Restore a deleted expense.
AI agents use splitwise_restore_expense to create or update resources in Splitwise MCP Server — usually the action step of a workflow, after the agent has gathered context. Every call changes real data in your Splitwise MCP Server environment.
This tool reverses a prior Destructive action (deletion) by restoring data. While it modifies state and creates/reactivates data, it is fundamentally a recovery/undo operation rather than a new destructive action. It falls under Write (modifies data reversibly) rather than Destructive, since restoring is the opposite of destruction and the effect is reversible.
From the tool's definition Tool name 'splitwise_restore_expense' and description 'Restore a deleted expense' indicate the tool reverts a deletion by recreating or reactivating expense data.
Attacks that exploit this kind of access
Restore a deleted expense. It is categorised as a Write tool in the Splitwise MCP Server MCP Server, which means it can create or modify data. Consider rate limits to prevent runaway writes.

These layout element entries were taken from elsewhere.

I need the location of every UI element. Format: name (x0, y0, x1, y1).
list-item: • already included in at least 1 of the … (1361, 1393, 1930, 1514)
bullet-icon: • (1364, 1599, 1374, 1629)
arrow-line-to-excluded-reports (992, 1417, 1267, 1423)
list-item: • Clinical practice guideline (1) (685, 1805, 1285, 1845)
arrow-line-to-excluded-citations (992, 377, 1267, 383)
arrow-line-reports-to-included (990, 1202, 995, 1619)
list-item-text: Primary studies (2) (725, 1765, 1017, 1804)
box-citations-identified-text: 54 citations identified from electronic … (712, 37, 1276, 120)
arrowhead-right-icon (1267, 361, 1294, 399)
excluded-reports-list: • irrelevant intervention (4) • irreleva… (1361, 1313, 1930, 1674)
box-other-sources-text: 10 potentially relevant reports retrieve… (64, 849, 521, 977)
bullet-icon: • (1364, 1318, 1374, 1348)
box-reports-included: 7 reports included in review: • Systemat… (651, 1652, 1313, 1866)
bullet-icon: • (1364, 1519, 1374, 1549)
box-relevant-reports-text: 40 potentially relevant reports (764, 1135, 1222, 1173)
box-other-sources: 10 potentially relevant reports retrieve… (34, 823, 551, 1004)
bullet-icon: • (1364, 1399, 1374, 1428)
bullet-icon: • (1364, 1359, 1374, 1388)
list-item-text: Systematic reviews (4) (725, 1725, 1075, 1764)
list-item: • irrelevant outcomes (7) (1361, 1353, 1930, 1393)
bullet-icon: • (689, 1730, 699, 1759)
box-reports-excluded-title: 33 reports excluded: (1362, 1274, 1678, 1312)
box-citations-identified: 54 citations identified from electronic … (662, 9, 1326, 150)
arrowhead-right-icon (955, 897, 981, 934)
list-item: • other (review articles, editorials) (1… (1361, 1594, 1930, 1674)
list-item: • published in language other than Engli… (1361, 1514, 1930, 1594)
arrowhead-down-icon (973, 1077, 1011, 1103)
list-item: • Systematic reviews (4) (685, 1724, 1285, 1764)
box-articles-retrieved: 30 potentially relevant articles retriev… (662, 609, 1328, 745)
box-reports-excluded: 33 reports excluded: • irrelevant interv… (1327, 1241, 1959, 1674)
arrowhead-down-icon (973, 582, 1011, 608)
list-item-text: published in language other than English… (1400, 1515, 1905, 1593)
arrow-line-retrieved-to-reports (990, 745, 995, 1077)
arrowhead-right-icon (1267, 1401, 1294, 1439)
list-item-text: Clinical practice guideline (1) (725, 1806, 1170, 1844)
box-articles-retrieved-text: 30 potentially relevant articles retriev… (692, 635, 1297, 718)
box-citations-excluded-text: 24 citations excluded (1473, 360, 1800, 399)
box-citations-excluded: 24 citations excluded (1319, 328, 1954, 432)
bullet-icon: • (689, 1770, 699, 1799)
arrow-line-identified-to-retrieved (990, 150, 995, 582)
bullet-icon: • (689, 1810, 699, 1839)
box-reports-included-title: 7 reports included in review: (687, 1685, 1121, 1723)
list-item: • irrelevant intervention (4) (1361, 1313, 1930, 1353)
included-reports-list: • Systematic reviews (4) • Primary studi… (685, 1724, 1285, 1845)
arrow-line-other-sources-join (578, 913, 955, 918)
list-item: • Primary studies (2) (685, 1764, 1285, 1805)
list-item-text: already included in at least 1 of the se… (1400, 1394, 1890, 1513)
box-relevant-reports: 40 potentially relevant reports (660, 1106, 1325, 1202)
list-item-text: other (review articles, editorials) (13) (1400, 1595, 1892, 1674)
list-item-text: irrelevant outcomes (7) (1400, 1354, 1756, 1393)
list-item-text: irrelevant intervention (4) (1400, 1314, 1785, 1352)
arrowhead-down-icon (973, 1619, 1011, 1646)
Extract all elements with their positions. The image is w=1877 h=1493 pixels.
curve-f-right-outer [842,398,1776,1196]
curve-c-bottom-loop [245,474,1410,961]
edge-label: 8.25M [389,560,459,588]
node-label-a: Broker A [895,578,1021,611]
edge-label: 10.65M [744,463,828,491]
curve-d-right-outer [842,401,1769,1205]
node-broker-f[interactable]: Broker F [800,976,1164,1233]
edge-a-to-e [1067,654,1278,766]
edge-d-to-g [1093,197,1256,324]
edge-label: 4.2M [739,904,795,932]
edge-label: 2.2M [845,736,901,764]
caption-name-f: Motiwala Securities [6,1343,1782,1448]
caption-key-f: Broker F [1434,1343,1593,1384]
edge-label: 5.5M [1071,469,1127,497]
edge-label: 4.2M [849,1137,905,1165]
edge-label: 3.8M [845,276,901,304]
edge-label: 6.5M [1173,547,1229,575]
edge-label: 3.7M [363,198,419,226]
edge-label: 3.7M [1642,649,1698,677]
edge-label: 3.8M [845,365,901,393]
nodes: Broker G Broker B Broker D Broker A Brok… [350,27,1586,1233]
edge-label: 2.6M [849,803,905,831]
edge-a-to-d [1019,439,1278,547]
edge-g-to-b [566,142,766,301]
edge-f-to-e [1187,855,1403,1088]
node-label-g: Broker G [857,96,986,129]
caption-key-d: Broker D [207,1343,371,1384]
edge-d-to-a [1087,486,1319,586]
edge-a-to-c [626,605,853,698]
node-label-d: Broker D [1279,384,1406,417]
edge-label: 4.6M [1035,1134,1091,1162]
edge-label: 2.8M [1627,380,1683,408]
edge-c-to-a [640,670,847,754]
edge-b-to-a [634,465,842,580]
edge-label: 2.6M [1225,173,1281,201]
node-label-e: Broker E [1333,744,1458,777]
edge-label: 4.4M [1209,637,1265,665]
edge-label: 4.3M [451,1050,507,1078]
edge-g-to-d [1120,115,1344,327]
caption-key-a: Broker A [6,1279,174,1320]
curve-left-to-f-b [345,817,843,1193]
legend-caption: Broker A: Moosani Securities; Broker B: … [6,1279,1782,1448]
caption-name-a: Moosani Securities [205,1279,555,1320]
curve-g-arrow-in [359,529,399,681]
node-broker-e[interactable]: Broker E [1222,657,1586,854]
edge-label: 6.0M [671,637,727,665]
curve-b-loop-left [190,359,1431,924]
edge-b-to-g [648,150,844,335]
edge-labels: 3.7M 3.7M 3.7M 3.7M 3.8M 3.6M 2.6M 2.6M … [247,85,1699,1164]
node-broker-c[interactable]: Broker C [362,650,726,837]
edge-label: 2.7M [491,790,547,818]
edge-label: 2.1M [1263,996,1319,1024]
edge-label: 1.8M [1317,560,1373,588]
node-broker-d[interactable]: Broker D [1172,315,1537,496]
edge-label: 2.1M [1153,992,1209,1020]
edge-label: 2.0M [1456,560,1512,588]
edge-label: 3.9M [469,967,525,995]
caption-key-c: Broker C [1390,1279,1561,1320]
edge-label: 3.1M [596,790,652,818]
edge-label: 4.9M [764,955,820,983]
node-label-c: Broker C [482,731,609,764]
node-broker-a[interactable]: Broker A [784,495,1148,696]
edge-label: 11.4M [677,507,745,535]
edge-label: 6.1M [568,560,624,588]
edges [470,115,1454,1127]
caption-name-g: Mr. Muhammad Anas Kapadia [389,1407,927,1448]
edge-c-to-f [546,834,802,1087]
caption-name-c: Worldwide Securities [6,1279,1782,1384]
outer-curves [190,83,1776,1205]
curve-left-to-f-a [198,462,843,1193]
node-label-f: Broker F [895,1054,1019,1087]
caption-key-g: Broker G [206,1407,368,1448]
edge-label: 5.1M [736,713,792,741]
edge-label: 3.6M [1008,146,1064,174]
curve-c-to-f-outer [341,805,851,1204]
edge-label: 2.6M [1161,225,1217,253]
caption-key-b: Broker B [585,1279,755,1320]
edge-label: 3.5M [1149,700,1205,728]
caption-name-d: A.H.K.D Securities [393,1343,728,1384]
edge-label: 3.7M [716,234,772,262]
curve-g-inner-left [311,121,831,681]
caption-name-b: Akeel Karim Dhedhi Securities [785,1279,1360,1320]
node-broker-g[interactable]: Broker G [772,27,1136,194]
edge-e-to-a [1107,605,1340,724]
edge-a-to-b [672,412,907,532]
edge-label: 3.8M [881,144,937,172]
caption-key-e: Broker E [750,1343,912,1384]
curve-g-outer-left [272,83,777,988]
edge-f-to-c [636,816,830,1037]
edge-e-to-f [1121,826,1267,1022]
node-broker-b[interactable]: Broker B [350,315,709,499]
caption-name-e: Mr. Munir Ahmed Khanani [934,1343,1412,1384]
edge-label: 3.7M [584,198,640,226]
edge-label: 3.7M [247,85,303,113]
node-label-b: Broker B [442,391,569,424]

Register the Splitwise MCP Server MCP server in PolicyLayer and add a rule for splitwise_restore_expense: allow, deny, rate-limit, or require approval. Point your MCP client at the PolicyLayer proxy URL and the rule is enforced on every call, before it reaches Splitwise MCP Server. Nothing to install.
splitwise_restore_expense is a Write tool with medium risk. Write tools should be rate-limited to prevent accidental bulk modifications.
Yes. Add a rate_limit block to the splitwise_restore_expense rule in your PolicyLayer policy. For example, setting max: 10 and window: 60 limits the tool to 10 calls per minute. Rate limits are tracked per agent session and reset automatically.
Set action: deny in the PolicyLayer policy for splitwise_restore_expense. The AI agent will receive a policy violation error and cannot call the tool. You can also include a reason field to explain why the tool is blocked.
splitwise_restore_expense is provided by the Splitwise MCP Server MCP server (svarun115/splitwise-mcp-server). PolicyLayer sits as a proxy in front of this server to enforce policies before tool calls reach the server.
Every MCP server has a record like this.